It doesn’t matter if range anxiety is real or perceived. If it keeps people from buying electric vehicles, it’s a problem for those who have a stake in the success of this burgeoning driving revolution.

To combat that, NRG Energy opened its first eVgo Freedom Station in Texas on Friday, which has a high-speed DC charger, to inspire range confidence. The privately funded network of high-speed 480-volt DC chargers will include 70 stations in the Dallas/Fort Worth area and another 50 in Houston, with half in place by summertime

The inaugural charger at a Walgreens in Dallas (located at 5201 Belt Line Road, if you want to roll up in your Leaf) can add up to 30 miles of range in as few as 10 minutes, and there’s also a 240-volt Level 2 charger that can add about 25 miles in an hour. Within the two cities, drivers will never be more than five miles from a charger when the network is fully in place.

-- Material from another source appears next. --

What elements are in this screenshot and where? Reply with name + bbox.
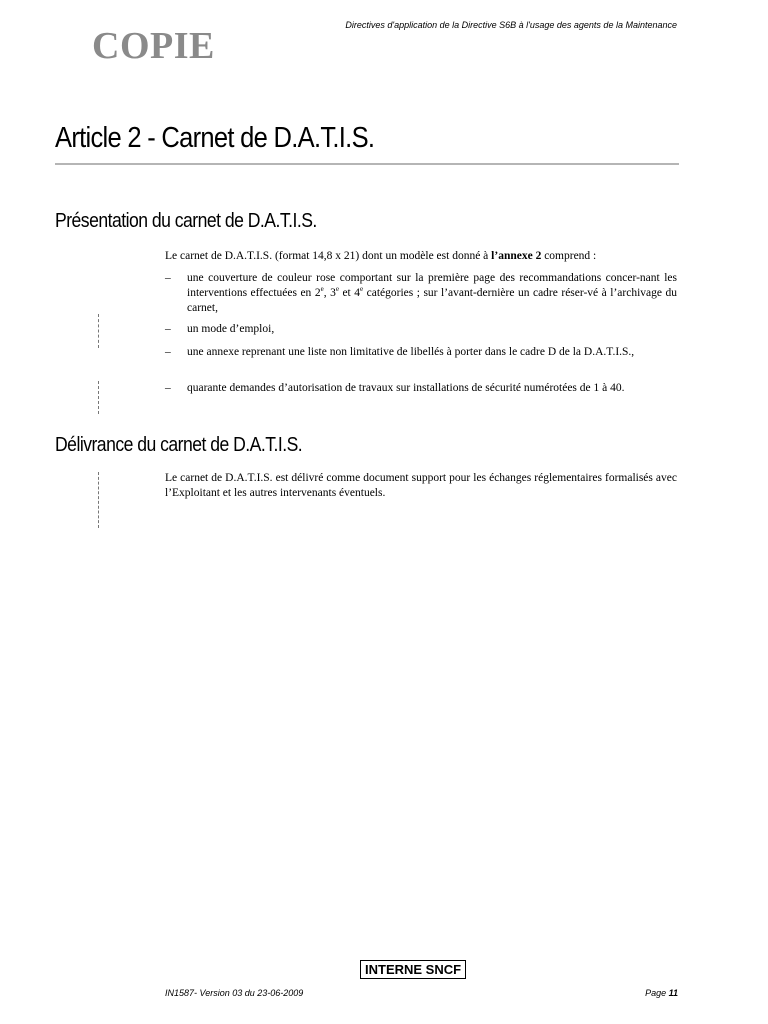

"Inaugurating the first Freedom Station in the Dallas/Fort Worth Metroplex is a critical first step toward making electric vehicles the smart and convenient choice for Texans who want to reduce their cost of driving while contributing to cleaner air and America's energy independence," David Crane, NRG President and CEO, said in a statement. "We're taking a page from Southwest Airlines when they started out 40 years ago to link the major population centers in Texas. This first station is the start of an ecosystem that will eventually give Texas EV owners the freedom to drive with range confidence throughout the region."

The system of charging stations and network services, which is supported by AeroVironment, General Electric and Siemens, allows people to sign up and pay a flat monthly flee ($49 to $89) for access to charging stations both at home and on the road. The full package, at $89, “is like a buffet,” said Crane. “It includes all the electricity your car can eat.” He was also quick to point out that as gas prices have climbed since the eVgo network was announced five months ago, the price of the plans has stayed the same. “Petroleum doesn’t set the price of electricity at any time,” he said.

Currently, most charging is done at home, where cars sit for long periods of time. And despite the fact that most Americans drive 50 miles or less in a day, the notion of range anxiety is very real -- and, as carmakers noted at a recent conference, it will need to be assuaged through either better education and/or by building charging networks, like this one.

However, the idea of having a charging station at home that you don’t have to pay for upfront -- in addition to ready access to chargers when you're out and about -- sounds very appealing, especially because even the most expensive package is less than the estimated $169 in gas the average American driver pays per month, according to Crane.

In addition to Walgreens, charging stations will also be located at Best Buy, Crescent Real Estate, Gallery Furniture, H-E-B/Central Market, Memorial City Mall, Park 'N Fly, and Spec's Family Partners. NRG is also planning to electrify Interstate 45 between the two metropolitan areas sometime in 2012.

NRG is also looking into other markets, primarily deregulated ones like in the Northeast or California, to expand the charging networks if they prove successful in Texas.